D’un geste vague, elle désigna l’ensemble du restaurant, les clients, les garçons, la caissière, le cuisinier qui étouffait dans la cuisine surchauffée et mal ventilée, l’ivrogne installé au bar qui jouait avec son verre de bière Olympia.

— Vous ne prenez pas vos responsabilités, dit Jason après mûre réflexion, raisonnablement certain de faire ce qu’il fallait faire.

— Envers qui ? Je ne prends pas la responsabilité de votre vie, si c’est à cela que vous pensez. Ça, c’est votre affaire. Je n’ai pas à porter ce fardeau à votre place.

— Je parle de votre responsabilité en ce qui concerne les conséquences de vos actes sur autrui. Moralement, éthiquement, vous êtes à la dérive. Vous abordez ici ou là, puis vous replongez. Comme si de rien n’était. Abandonnant aux autres le soin de réparer les dégâts.

Dressant le cou, elle le regarda dans le blanc des yeux.

— Je vous ai causé du tort ? Je vous ai sauvé des pols – voilà ce que j’ai fait pour vous. Je n’aurais pas dû ?

Elle avait haussé le ton et le fouaillait impitoyablement d’un regard qui ne cillait pas, sa fourchette enrobée de spaghetti à la main.

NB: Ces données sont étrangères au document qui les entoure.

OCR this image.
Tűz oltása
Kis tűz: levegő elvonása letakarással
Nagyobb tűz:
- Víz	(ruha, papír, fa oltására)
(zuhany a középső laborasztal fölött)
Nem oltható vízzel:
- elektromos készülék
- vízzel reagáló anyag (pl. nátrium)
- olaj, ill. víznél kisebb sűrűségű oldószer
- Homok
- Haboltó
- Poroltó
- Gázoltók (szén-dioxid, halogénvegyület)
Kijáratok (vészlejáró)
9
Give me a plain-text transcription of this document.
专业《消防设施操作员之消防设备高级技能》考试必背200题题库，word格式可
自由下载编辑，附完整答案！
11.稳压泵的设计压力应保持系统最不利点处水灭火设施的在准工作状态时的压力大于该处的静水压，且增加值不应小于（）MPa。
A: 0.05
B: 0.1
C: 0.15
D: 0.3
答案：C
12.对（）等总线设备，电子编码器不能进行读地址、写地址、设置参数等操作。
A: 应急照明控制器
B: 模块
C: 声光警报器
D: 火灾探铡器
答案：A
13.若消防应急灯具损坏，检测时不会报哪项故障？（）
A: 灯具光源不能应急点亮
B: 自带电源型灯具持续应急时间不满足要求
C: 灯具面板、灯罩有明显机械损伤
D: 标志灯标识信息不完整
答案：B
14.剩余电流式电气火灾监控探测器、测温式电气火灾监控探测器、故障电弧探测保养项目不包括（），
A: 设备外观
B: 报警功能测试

Jason soupira. Il n’y avait rien à faire.

— Non, vous n’avez pas eu tort. Merci. Je vous suis reconnaissant.

En prononçant ces mots, il éprouva une haine incontrôlable à son égard. Pour l’avoir piégé de cette façon. Une mominette de dix-neuf ans, une ordinaire, prenant dans ses filets un six adulte… c’était tellement improbable que c’en était absurde et une partie de lui-même avait envie de s’esclaffer. Mais une partie seulement.